A still from ‘Bhakshak’ (2024)
A still from ‘Bhakshak’ (2024) X

In No One Killed Jessica and Nagrik (2015), media coverage catalyses public mobilisation, yet journalists remain structurally unprepared for the responsibility their influence entails. In the case of Jessica Lal, news reports and televised coverage intensified public outrage over the investigation’s failures, generating pressure that ultimately compelled authorities to respond. Similarly, Nagrik shows how journalistic scrutiny can expose political corruption and bureaucratic complicity, shaping public opinion and encouraging civic engagement. Yet, both films highlight a crucial tension: journalists often lack the structures and support needed to manage the consequences of their influence. They must navigate threats, public backlash and ethical dilemmas on their own, deal with unintended consequences such as misdirected anger or vigilante action and make difficult editorial decisions under pressure with incomplete or uncertain information.

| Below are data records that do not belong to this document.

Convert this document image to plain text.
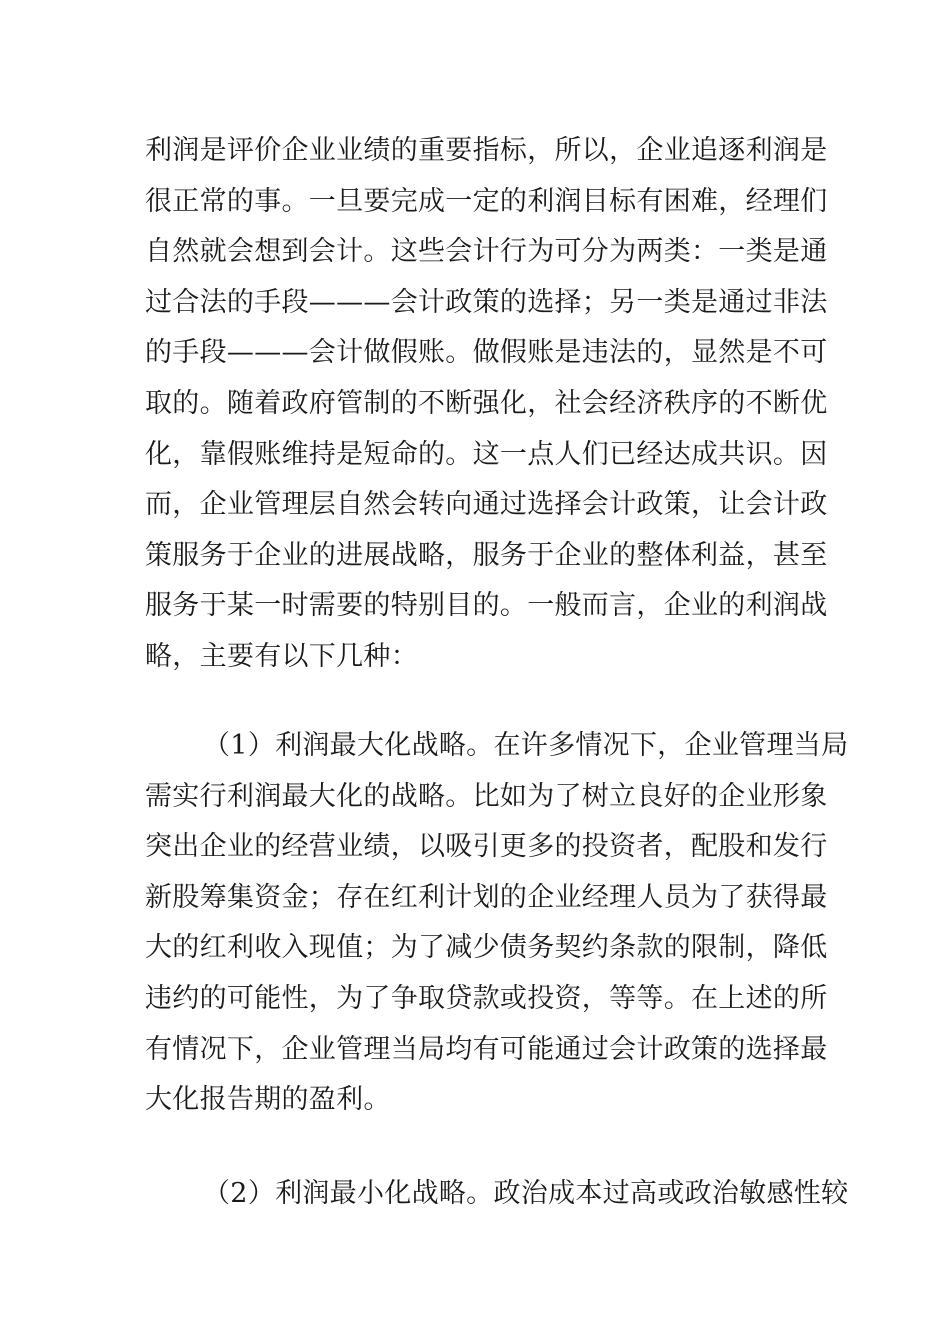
利润是评价企业业绩的重要指标，所以，企业追逐利润是
很正常的事。一旦要完成一定的利润目标有困难，经理们
自然就会想到会计。这些会计行为可分为两类：一类是通
过合法的手段———会计政策的选择；另一类是通过非法
的手段———会计做假账。做假账是违法的，显然是不可
取的。随着政府管制的不断强化，社会经济秩序的不断优
化，靠假账维持是短命的。这一点人们已经达成共识。因
而，企业管理层自然会转向通过选择会计政策，让会计政
策服务于企业的进展战略，服务于企业的整体利益，甚至
服务于某一时需要的特别目的。一般而言，企业的利润战
略，主要有以下几种：
（1）利润最大化战略。在许多情况下，企业管理当局
需实行利润最大化的战略。比如为了树立良好的企业形象
突出企业的经营业绩，以吸引更多的投资者，配股和发行
新股筹集资金；存在红利计划的企业经理人员为了获得最
大的红利收入现值；为了减少债务契约条款的限制，降低
违约的可能性，为了争取贷款或投资，等等。在上述的所
有情况下，企业管理当局均有可能通过会计政策的选择最
大化报告期的盈利。
（2）利润最小化战略。政治成本过高或政治敏感性较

In Jolly LLB 3, the sight of a journalist perched atop a bulldozer while covering a protest is at once absurd and politically resonant. Here, the bulldozer becomes a striking symbol of sanctioned destruction, eviction and authoritarian power, with the media literally and figuratively riding atop it, highlighting both the spectacle and the disturbing complicity of journalism in amplifying state authority. Watching journalists on screen or experiencing their work in real life raises a question few narratives address directly: what does it truly mean to carry the weight of truth?

While films capture the institutional pressures and emotional toll of reporting, they also examine how journalism operates within a media economy driven by speed, spectacle and alignment with authority; how the labour of journalism isn’t exempt from its power to shape, distort and sometimes damage lives. In a politically volatile environment, news becomes a commodity and journalists often function less as watchdogs than as vendors of attention and narratives. This anxiety surfaces not only in journalism-centred films where media figures frequently appear as performative extensions of state power, but also in films outside the genre. Chak De! India (2007), for instance, depicts a media trial that dismantles Kabir Khan’s (Shah Rukh Khan) career through communal insinuation and unchecked speculation, demonstrating how reportage can precede evidence and permanently stain reputations. Cinema thus interrogates journalism’s double-edged influence: its capacity to expose injustice and its complicity in manufacturing verdicts. In doing so, films shift the question from endurance to accountability, asking not who reports but who benefits, who is harmed and who remains answerable when visibility itself becomes a weapon.